Atma berusaha menjawab dengan rangkaian kata-kata sedikit bergetar. "Belum," jawab Atma singkat. "Kalau begitu Anda tak bisa melanjutkan," tegas Laudin.
Mendengar pernyataan itu Atma terdiam, tatapannya kosong. Laudin menjelaskan, sebagai dosen yang berstatus Pegawai Negeri Sipil (PNS) harus melapor segala sesuatu pada perwakilan pemerintah.

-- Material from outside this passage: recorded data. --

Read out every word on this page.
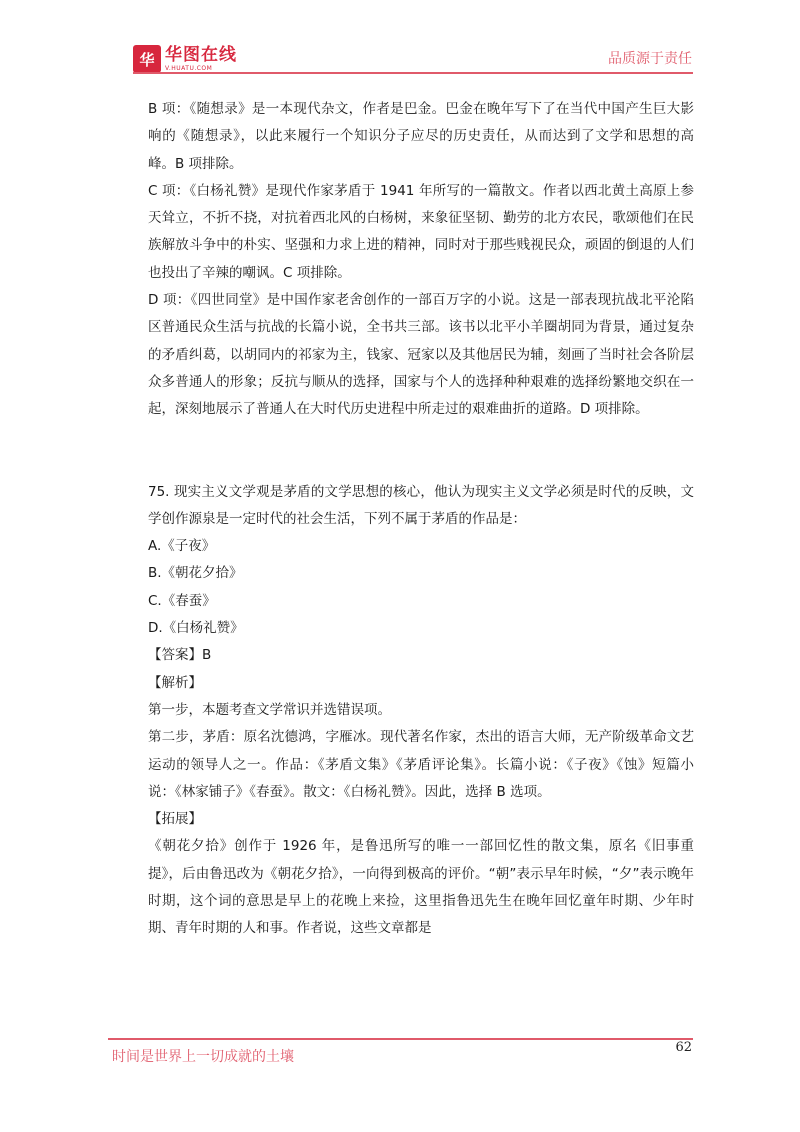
华 华图在线
V.HUATU.COM
品质源于责任

B 项：《随想录》是一本现代杂文，作者是巴金。巴金在晚年写下了在当代中国产生巨大影响的《随想录》，以此来履行一个知识分子应尽的历史责任，从而达到了文学和思想的高峰。B 项排除。

C 项：《白杨礼赞》是现代作家茅盾于 1941 年所写的一篇散文。作者以西北黄土高原上参天耸立，不折不挠，对抗着西北风的白杨树，来象征坚韧、勤劳的北方农民，歌颂他们在民族解放斗争中的朴实、坚强和力求上进的精神，同时对于那些贱视民众，顽固的倒退的人们也投出了辛辣的嘲讽。C 项排除。

D 项：《四世同堂》是中国作家老舍创作的一部百万字的小说。这是一部表现抗战北平沦陷区普通民众生活与抗战的长篇小说，全书共三部。该书以北平小羊圈胡同为背景，通过复杂的矛盾纠葛，以胡同内的祁家为主，钱家、冠家以及其他居民为辅，刻画了当时社会各阶层众多普通人的形象；反抗与顺从的选择，国家与个人的选择种种艰难的选择纷繁地交织在一起，深刻地展示了普通人在大时代历史进程中所走过的艰难曲折的道路。D 项排除。

75. 现实主义文学观是茅盾的文学思想的核心，他认为现实主义文学必须是时代的反映，文学创作源泉是一定时代的社会生活，下列不属于茅盾的作品是：

A.《子夜》

B.《朝花夕拾》

C.《春蚕》

D.《白杨礼赞》

【答案】B

【解析】

第一步，本题考查文学常识并选错误项。

第二步，茅盾：原名沈德鸿，字雁冰。现代著名作家，杰出的语言大师，无产阶级革命文艺运动的领导人之一。作品：《茅盾文集》《茅盾评论集》。长篇小说：《子夜》《蚀》短篇小说：《林家铺子》《春蚕》。散文：《白杨礼赞》。因此，选择 B 选项。

【拓展】

《朝花夕拾》创作于 1926 年，是鲁迅所写的唯一一部回忆性的散文集，原名《旧事重提》，后由鲁迅改为《朝花夕拾》，一向得到极高的评价。“朝”表示早年时候，“夕”表示晚年时期，这个词的意思是早上的花晚上来捡，这里指鲁迅先生在晚年回忆童年时期、少年时期、青年时期的人和事。作者说，这些文章都是

时间是世界上一切成就的土壤
62
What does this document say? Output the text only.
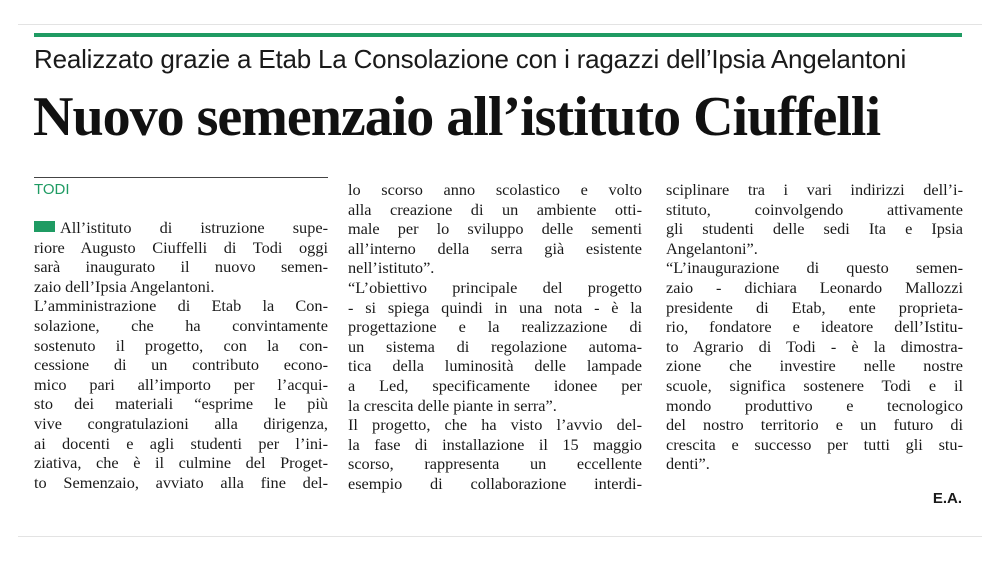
Realizzato grazie a Etab La Consolazione con i ragazzi dell’Ipsia Angelantoni
Nuovo semenzaio all’istituto Ciuffelli
TODI
All’istituto di istruzione supe-
riore Augusto Ciuffelli di Todi oggi
sarà inaugurato il nuovo semen-
zaio dell’Ipsia Angelantoni.
L’amministrazione di Etab la Con-
solazione, che ha convintamente
sostenuto il progetto, con la con-
cessione di un contributo econo-
mico pari all’importo per l’acqui-
sto dei materiali “esprime le più
vive congratulazioni alla dirigenza,
ai docenti e agli studenti per l’ini-
ziativa, che è il culmine del Proget-
to Semenzaio, avviato alla fine del-
lo scorso anno scolastico e volto
alla creazione di un ambiente otti-
male per lo sviluppo delle sementi
all’interno della serra già esistente
nell’istituto”.
“L’obiettivo principale del progetto
- si spiega quindi in una nota - è la
progettazione e la realizzazione di
un sistema di regolazione automa-
tica della luminosità delle lampade
a Led, specificamente idonee per
la crescita delle piante in serra”.
Il progetto, che ha visto l’avvio del-
la fase di installazione il 15 maggio
scorso, rappresenta un eccellente
esempio di collaborazione interdi-
sciplinare tra i vari indirizzi dell’i-
stituto, coinvolgendo attivamente
gli studenti delle sedi Ita e Ipsia
Angelantoni”.
“L’inaugurazione di questo semen-
zaio - dichiara Leonardo Mallozzi
presidente di Etab, ente proprieta-
rio, fondatore e ideatore dell’Istitu-
to Agrario di Todi - è la dimostra-
zione che investire nelle nostre
scuole, significa sostenere Todi e il
mondo produttivo e tecnologico
del nostro territorio e un futuro di
crescita e successo per tutti gli stu-
denti”.
E.A.
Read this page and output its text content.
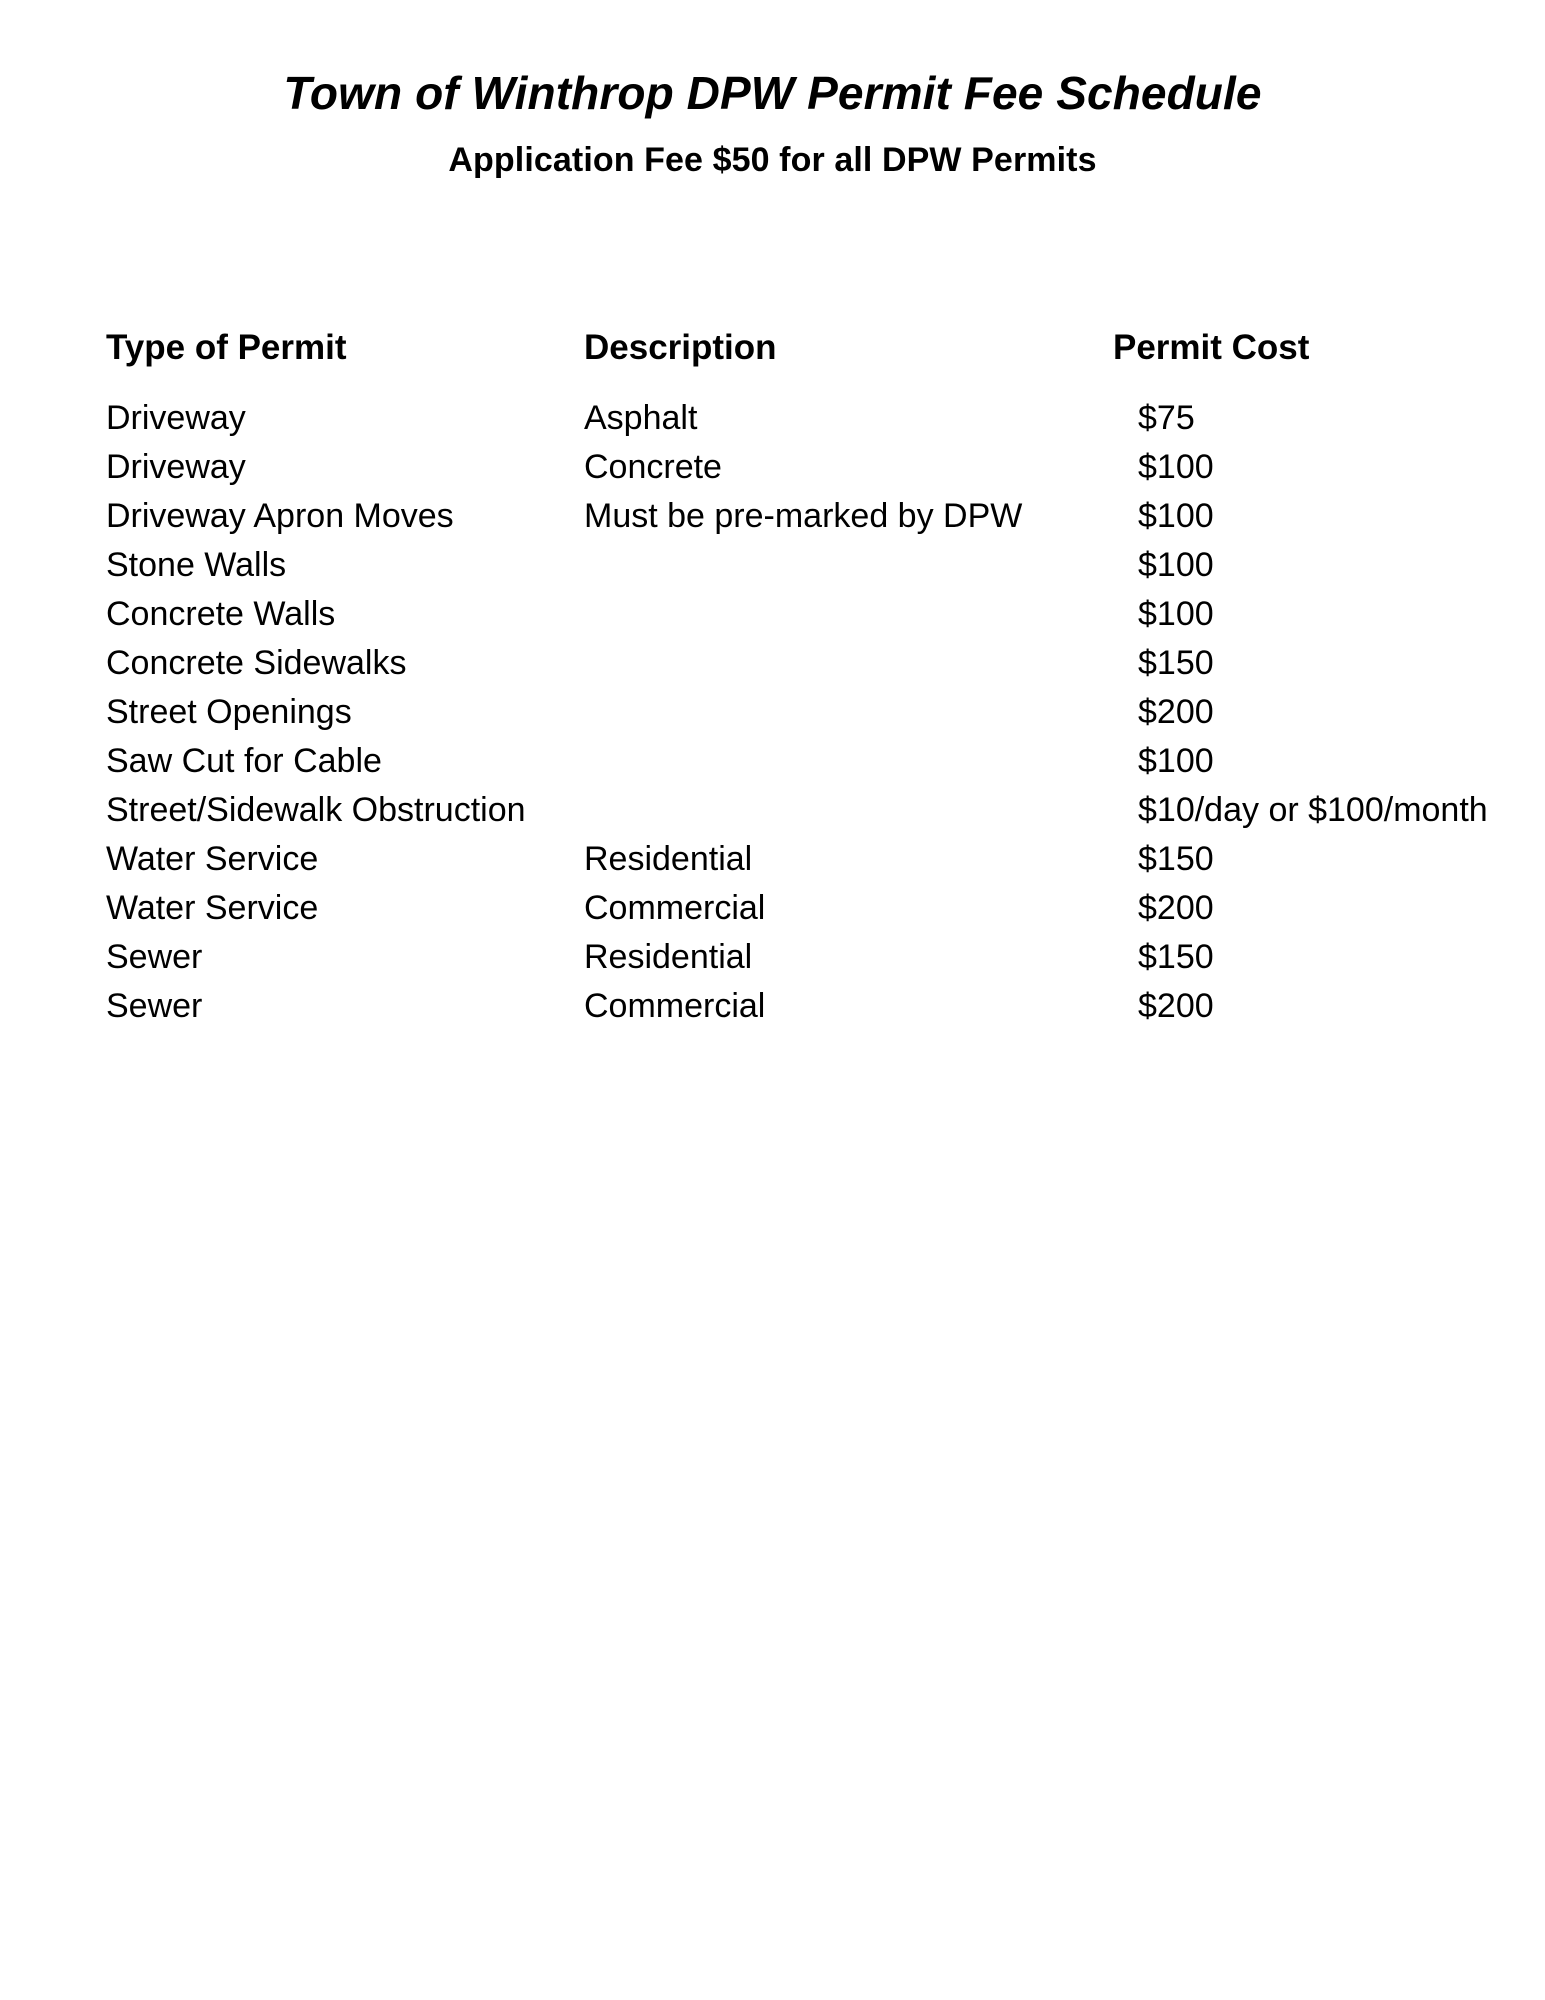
Town of Winthrop DPW Permit Fee Schedule
Application Fee $50 for all DPW Permits
Type of Permit	Description	Permit Cost
Driveway	Asphalt	$75
Driveway	Concrete	$100
Driveway Apron Moves	Must be pre-marked by DPW	$100
Stone Walls		$100
Concrete Walls		$100
Concrete Sidewalks		$150
Street Openings		$200
Saw Cut for Cable		$100
Street/Sidewalk Obstruction		$10/day or $100/month
Water Service	Residential	$150
Water Service	Commercial	$200
Sewer	Residential	$150
Sewer	Commercial	$200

"Itu wajib karena dia PNS, itu loyalitas sebagai PNS. Tinggalkan rumah saja harus lapor. Saya konsisten tidak boleh lanjut. Gagal menurut saya," tegasnya.
Menurut Laudin, Atma telah melanggar UU Kepegawaian, sehingga proses uji calon Hakim MK tak bisa dilanjutkan. Sebaiknya, ia minta izin ke koordinasi perguruan tinggi swasta (Kopertis). "Kenapa ke Kopertis? Karena dia dosen PNS yang dipekerjakan di universitas swasta," tutur Laudin.
Selain itu, Atma kembali tergagap-gagap ketika mencoba menjawab pertanyaan yang dilayangkan oleh Guru Besar Hukum Tata Negara Saldi Isra. Ia ditanyakan mendaftar dalam posisi sebagai dosen atau praktisi hukum. Atma menjawab ia mendaftar sebagai dosen.
"Lalu sudah berapa jurnal yang Anda buat?" tanya Saldi.
Cukup lama Atma memakai waktu sebelum menjawab pertanyaan tersebut, sampai akhirnya ia ditegur. "Ada tahun 2011 lalu," jawabnya.
Ketika ditanya judul dari artikel yang ditulisnya pun Atma tak bisa memberitahukan. Ia lantas berkilah kapasitasnya sebagai dosen masih lemah. Saldi pun tampak kecewa dengan pernyataan demikian.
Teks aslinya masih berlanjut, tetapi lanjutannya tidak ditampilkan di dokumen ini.